Whatever the reluctance of the nations who have just joined us to free themselves of American tutelage, because of their recent past, experience teaches us that in times of great commotion, a collective pride takes over, along with the will to be master of one's own fate.

I thought of all this as I watched the pitiful Brussels Council, with its egotism and petty quarrelling, and the temporary triumph of a Britain that gave in to the temptation to promote the doctrine dear to Washington of a Europe limited more or less to a free trade zone. So many deep forces will work in the opposite direction that this success, made possible by the weakness of France, cannot last long.

Will people say I'm mistaking my wishes for reality? Not if we are able to discern an even slower rhythm of history, that of generations to come.

Paradoxically, it is the very success of the founding fathers of Europe that slackened Europe's energy. Peace between the peoples of the continent goes without saying for our children; what's the point of fighting for the unity that ensures it continues?

Two answers will come forward. One will insist on the precariousness of this calm. The other will talk about the good fortune of differentness. Both demand policies that exert influence, through schools and the press, the way things are represented, stereotypes and the cross-fertilisation of national cultures. We need publicly-owned media that help us know each other, cinema and television production that public authorities do not abandon to the sole interest of private sector profit: an organisation of knowledge that would belong to Europe.

This is the battle I've been fighting since last January, to create a European virtual library. It's about standing up to the Google research engine that is so powerful across the Atlantic. It is about offering the world millions of books on the Web, chosen and organised according to the principles and rules of our own civilisation.
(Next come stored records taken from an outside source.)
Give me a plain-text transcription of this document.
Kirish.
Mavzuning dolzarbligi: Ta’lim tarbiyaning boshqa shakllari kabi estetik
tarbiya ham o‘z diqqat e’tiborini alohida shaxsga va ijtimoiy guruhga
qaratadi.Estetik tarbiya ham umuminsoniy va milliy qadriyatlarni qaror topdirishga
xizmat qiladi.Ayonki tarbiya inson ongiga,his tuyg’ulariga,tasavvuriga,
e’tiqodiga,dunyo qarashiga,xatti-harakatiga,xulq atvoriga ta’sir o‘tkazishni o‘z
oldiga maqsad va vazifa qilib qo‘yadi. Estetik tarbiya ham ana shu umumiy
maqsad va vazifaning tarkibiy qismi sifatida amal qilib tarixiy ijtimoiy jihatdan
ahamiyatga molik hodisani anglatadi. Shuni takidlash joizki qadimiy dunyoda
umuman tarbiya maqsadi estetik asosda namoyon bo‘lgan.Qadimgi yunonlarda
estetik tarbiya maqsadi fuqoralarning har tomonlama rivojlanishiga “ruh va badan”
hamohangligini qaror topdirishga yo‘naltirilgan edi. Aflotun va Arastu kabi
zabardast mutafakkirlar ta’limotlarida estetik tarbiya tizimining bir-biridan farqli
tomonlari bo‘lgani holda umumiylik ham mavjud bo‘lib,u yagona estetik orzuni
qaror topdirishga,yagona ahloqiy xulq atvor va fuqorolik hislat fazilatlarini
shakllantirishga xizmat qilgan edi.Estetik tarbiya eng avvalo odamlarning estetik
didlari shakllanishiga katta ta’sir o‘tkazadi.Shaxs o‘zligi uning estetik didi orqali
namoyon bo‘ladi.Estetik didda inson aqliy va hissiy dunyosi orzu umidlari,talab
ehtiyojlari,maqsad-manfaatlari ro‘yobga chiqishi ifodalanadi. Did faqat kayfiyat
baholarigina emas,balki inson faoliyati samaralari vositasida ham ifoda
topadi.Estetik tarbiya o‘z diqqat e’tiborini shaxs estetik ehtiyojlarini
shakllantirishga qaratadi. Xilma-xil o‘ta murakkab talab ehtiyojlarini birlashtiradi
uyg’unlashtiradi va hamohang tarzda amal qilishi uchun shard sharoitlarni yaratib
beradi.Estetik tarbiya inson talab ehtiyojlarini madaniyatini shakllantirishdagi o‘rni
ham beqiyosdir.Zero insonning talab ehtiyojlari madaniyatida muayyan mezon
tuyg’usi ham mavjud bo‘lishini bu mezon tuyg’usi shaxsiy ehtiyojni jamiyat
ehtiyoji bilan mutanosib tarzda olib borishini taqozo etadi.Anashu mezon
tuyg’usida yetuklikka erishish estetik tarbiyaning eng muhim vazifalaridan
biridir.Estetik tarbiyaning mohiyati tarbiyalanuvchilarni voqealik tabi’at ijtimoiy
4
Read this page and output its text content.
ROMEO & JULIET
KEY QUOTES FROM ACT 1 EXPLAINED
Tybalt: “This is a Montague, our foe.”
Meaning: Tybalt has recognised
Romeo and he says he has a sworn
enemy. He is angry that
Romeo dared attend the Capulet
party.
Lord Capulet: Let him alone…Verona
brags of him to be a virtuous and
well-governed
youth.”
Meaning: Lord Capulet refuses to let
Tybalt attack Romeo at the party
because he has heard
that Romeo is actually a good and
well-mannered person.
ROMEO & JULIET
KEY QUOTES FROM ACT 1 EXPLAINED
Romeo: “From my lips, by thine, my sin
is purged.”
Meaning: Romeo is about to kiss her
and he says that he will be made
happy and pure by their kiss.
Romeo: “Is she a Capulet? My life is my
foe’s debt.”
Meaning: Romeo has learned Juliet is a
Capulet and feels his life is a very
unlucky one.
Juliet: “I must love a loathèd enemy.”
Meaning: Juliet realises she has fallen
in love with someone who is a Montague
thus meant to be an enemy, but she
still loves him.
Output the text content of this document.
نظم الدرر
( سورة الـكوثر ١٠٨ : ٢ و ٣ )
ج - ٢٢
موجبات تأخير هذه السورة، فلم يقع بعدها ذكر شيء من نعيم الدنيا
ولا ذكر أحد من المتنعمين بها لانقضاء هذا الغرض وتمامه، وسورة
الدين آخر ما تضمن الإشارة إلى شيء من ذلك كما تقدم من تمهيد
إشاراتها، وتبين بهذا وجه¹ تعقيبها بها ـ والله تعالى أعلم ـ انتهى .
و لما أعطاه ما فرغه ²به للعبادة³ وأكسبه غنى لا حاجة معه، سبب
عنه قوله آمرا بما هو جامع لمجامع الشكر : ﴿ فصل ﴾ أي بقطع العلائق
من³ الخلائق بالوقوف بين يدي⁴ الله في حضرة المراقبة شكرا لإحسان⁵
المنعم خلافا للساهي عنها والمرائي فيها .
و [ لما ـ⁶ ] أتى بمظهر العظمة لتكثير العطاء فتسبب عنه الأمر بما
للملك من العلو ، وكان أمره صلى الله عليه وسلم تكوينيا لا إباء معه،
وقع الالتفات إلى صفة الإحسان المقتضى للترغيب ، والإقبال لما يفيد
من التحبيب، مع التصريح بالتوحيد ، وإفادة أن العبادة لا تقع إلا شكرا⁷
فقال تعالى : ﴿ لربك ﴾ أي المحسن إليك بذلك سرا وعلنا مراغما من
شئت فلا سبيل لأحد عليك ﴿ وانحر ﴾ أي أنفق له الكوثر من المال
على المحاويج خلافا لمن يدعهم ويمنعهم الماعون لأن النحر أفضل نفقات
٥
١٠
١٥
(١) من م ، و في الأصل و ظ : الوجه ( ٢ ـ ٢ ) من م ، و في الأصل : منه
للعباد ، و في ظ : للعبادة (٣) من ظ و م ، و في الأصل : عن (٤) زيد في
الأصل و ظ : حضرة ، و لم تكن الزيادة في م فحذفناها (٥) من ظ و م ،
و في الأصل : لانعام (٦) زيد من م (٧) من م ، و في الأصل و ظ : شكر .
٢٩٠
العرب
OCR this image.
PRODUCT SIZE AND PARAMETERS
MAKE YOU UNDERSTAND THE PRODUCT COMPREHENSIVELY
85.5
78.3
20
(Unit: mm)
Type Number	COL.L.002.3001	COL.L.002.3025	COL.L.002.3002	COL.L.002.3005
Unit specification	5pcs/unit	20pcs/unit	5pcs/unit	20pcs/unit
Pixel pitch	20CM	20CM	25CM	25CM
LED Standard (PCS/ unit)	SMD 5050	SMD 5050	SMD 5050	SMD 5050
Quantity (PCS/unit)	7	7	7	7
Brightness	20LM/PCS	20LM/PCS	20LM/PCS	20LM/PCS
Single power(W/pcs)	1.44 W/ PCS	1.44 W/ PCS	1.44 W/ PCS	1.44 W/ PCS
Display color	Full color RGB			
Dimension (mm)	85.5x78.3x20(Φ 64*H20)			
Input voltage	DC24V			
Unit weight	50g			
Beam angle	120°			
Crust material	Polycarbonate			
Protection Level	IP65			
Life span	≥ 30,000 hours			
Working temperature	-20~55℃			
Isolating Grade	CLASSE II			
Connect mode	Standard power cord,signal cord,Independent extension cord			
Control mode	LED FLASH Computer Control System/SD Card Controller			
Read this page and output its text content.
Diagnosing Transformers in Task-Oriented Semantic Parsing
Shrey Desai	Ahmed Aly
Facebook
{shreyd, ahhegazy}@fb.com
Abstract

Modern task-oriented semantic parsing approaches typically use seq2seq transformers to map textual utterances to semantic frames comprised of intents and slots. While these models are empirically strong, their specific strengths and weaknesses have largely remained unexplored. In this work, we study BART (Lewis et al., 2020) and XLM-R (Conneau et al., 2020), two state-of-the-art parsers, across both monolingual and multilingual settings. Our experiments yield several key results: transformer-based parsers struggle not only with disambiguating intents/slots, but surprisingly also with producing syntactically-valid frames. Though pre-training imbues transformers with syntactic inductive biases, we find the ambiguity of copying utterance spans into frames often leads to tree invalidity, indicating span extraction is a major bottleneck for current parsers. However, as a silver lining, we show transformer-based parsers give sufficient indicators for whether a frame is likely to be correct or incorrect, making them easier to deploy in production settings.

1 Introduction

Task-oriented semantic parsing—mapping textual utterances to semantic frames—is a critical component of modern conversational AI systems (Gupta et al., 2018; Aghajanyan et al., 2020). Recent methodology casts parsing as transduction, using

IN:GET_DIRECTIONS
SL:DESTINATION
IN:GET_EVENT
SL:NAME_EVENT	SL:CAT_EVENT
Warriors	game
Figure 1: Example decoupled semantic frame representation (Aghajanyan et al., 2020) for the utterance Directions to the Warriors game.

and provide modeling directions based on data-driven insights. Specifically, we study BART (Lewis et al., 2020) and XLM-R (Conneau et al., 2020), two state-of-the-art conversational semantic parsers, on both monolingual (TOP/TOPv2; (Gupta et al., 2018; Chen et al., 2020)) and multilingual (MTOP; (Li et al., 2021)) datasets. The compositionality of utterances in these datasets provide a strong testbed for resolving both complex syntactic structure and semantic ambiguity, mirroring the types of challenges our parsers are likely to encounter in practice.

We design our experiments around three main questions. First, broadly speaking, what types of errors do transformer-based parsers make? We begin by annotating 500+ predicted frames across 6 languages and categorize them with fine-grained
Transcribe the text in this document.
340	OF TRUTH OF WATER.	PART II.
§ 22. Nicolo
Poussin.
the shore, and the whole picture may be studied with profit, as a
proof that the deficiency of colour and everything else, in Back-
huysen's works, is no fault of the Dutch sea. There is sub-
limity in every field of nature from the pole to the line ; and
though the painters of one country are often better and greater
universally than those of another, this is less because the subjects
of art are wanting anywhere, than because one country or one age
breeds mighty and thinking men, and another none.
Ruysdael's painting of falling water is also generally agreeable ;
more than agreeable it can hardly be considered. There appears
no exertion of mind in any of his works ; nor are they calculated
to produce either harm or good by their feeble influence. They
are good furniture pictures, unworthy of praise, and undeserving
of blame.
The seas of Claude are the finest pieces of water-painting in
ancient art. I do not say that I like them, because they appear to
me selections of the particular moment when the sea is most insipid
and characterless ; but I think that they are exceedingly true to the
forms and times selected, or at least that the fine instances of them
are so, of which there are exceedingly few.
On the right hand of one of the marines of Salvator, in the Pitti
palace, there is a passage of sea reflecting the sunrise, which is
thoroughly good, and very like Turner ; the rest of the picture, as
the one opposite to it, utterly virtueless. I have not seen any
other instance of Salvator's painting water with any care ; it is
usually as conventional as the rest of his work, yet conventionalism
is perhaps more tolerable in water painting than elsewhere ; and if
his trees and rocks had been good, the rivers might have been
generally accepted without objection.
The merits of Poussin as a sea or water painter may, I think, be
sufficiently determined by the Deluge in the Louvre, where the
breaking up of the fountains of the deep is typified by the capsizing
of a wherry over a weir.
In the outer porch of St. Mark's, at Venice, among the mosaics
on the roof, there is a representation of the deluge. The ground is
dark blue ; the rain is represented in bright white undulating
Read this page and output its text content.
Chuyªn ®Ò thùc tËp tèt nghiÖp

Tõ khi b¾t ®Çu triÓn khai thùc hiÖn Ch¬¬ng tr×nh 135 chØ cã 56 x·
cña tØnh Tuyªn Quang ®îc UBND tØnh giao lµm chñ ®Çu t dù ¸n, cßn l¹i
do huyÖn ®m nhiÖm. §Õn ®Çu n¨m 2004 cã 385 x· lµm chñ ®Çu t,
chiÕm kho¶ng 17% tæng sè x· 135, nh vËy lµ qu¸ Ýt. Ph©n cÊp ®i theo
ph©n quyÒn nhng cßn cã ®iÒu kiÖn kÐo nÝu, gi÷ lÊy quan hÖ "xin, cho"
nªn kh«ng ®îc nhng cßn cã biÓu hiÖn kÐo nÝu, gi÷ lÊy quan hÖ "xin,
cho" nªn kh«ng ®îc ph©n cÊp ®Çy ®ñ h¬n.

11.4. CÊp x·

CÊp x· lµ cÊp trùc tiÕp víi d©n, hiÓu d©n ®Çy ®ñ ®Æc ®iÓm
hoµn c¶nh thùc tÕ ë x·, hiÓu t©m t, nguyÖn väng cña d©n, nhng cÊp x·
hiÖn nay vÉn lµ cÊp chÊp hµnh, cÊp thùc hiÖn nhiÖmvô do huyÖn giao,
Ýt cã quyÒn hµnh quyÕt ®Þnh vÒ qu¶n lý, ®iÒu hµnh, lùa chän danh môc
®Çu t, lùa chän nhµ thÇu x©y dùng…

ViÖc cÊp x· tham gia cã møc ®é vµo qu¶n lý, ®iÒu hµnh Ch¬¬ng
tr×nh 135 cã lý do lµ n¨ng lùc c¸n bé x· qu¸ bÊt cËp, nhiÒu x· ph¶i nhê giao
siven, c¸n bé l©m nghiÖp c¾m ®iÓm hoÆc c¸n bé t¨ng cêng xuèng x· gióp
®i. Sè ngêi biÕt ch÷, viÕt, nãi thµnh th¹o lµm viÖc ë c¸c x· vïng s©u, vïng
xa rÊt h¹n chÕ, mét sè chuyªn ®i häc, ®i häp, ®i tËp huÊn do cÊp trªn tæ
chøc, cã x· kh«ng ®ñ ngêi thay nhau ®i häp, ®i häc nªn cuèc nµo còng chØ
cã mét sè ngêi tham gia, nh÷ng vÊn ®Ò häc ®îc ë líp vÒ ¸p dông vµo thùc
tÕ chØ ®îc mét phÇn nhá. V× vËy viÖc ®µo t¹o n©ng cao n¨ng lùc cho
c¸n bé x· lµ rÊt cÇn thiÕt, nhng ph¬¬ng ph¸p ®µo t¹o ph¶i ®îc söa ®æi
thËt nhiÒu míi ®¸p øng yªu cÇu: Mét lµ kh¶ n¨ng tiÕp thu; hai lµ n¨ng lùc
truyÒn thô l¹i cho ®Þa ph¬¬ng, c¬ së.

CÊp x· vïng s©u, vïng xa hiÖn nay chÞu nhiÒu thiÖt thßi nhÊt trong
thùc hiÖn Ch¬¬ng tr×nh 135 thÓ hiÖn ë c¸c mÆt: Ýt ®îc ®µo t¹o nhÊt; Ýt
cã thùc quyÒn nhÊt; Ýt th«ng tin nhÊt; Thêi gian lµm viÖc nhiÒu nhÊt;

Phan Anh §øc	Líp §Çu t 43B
Am I drifting away from our immediate concerns? Not at all! For the success of this initiative, supported by 23 national libraries (including Dublin, of course) and approved by Brussels, is proof of a comforting reality: actions co-ordinated in the field of culture can nourish future bursts of energy and guarantee their efficacy, helping us, enlightened by history, to surmount the sinister weeks that Europe has just lived through.

Jean-Noël Jeanneney is a historian, president of the Bibliothèque nationale de France and of the Europartenaires group. He is author of Quand Google défie l'Europe.